Two Mile Beach
/There were other sights beside the oystercatchers and whelks at Two Mile Beach during the Cape May Spring (birding) Festival .
A Horseshoe crab heavily encrusted with barnacles had dug into the beach to survive until the next high tide. They can survive for quite a few hours that way. Our guide from the US Fish and Wildlife Service removed the sand from around it. The crab had already died unfortunately….very sad. It would have been exciting to carry a living crab down to the water’s edge. It was interesting to learn that all the older crabs accumulate barnacles. It changes the look of their shell (do the barnacles block some of their senses as well? I didn’t think to ask.
There was a young Herring Gull at the edge of the water getting lunch. Is that a small horseshoe crab? It’s a crab rather than a bivalve or fish for sure.
And there was an adult Herring Gull nearby.
The whelks were not the only kind of marine snail on the beach.
A smelly carcass of a dead whale was also on the beach. From far away it looked like a rock but as we got closer the smell wafted around us. Closer still and we saw the flies. It was too deteriorated to determine the type of whale. One flipper looked less decayed…a little swollen.
On a more positive note – a piping plover was investigating the beach. The male was making courtship scratches in the sand. Maybe they will nest on the beach. It used to be a place that plovers nested but it’s not happened in recent years.

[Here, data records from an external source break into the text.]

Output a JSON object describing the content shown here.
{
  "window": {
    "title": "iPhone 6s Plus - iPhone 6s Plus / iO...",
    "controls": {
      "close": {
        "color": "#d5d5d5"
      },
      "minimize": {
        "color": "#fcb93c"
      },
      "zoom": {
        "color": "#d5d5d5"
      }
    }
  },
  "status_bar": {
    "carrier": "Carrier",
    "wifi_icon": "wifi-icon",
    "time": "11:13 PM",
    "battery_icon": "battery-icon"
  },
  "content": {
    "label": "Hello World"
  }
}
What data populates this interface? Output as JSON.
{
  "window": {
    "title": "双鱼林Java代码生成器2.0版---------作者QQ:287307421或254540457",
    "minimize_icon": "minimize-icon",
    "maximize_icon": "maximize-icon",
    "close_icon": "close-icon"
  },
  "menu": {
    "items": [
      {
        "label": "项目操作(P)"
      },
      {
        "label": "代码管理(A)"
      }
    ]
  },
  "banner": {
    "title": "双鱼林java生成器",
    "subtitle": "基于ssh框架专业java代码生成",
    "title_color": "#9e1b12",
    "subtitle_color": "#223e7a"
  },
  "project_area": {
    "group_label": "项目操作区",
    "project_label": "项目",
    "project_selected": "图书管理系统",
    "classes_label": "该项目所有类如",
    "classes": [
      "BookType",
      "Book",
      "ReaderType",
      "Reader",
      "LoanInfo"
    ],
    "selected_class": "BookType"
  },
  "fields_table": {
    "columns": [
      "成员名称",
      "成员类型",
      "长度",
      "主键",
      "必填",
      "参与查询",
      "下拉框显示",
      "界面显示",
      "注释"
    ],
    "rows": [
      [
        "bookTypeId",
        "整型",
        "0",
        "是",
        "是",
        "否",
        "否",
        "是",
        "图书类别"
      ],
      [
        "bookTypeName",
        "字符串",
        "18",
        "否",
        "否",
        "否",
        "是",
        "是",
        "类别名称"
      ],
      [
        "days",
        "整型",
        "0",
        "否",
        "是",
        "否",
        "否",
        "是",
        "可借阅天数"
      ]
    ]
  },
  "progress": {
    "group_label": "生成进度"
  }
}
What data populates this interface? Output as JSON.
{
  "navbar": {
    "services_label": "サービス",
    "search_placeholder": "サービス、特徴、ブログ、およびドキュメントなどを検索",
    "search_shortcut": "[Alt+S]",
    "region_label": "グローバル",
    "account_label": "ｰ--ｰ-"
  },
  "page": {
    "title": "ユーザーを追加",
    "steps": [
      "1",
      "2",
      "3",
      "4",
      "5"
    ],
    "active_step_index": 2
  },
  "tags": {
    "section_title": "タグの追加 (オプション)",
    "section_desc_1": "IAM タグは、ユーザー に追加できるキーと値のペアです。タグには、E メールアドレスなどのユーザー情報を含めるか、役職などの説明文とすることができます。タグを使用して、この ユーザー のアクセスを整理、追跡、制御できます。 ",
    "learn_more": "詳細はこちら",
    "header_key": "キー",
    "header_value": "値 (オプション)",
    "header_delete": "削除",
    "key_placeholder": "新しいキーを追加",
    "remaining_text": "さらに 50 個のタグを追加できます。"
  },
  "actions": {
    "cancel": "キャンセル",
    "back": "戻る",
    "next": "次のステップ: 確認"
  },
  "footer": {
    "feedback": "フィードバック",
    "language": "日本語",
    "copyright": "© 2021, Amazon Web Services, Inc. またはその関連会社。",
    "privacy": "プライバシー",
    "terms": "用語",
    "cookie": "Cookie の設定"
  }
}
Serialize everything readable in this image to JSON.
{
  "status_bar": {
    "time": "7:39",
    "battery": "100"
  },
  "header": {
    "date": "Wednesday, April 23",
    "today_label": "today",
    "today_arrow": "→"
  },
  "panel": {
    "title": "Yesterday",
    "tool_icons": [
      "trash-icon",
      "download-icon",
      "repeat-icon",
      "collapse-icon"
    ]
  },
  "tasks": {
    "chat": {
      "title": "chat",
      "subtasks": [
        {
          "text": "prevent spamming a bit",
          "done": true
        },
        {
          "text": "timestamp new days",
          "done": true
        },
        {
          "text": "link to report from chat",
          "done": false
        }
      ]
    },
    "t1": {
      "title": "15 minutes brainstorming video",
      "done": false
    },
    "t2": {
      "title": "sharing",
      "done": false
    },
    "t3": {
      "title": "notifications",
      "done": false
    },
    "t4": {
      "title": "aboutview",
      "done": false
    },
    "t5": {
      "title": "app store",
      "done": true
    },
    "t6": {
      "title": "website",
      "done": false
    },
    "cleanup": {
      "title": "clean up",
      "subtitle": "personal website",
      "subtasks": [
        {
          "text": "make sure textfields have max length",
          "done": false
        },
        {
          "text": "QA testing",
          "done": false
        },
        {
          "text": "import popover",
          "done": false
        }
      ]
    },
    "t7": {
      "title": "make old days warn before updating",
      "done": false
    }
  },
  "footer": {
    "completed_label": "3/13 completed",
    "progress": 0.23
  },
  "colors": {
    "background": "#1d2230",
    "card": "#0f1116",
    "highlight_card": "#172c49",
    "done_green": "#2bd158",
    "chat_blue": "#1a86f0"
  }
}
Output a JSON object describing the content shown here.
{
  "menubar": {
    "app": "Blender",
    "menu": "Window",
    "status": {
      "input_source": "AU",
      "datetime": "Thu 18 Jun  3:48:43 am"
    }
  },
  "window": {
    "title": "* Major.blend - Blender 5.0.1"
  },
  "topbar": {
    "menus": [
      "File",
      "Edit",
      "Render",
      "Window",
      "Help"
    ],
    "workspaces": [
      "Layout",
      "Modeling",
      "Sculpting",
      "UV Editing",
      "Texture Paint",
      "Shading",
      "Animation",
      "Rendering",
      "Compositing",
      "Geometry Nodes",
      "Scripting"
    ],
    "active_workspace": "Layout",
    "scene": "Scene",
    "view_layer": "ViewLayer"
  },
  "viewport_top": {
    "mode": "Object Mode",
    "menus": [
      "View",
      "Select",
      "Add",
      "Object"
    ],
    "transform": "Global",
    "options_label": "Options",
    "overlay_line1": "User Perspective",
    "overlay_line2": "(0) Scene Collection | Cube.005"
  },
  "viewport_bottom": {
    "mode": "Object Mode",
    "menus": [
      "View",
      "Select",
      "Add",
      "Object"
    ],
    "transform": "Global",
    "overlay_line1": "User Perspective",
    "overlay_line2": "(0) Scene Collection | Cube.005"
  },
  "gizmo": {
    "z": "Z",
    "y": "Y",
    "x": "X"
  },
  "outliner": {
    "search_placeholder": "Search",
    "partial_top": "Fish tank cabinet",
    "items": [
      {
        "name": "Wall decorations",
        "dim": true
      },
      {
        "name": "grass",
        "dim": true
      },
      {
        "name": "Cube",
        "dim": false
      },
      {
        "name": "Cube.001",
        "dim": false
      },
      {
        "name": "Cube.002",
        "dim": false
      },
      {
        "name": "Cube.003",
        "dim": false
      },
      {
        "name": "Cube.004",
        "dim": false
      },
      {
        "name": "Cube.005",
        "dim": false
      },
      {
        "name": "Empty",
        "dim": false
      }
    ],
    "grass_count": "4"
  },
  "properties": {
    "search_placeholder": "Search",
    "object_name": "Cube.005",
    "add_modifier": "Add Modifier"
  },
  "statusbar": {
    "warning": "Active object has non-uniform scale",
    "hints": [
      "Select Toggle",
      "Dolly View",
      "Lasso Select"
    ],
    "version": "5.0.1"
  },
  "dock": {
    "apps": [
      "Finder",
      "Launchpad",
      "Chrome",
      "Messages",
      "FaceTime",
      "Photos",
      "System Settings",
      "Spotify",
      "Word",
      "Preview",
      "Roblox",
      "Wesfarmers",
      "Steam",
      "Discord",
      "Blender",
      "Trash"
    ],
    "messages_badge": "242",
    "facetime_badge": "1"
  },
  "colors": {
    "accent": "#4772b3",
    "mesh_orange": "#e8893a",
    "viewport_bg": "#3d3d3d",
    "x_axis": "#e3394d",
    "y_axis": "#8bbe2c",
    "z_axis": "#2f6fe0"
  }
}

As we walked back toward the dune path, I noticed an odd lump with black markings in the sand. I zoomed in with my camera – a ghost crab! We had been seeing their holes with the remains of their dinners scattered around all over the beach. They are predators and their color camouflages with the sand. The black eyestalks were what I noticed first.
My husband commented that the guides we’ve had that are staff at a National Wildlife Refuge (at Bosque del Apache, Sevilleta, and Two Mile Beach) have all been excellent. I agree with his assessment.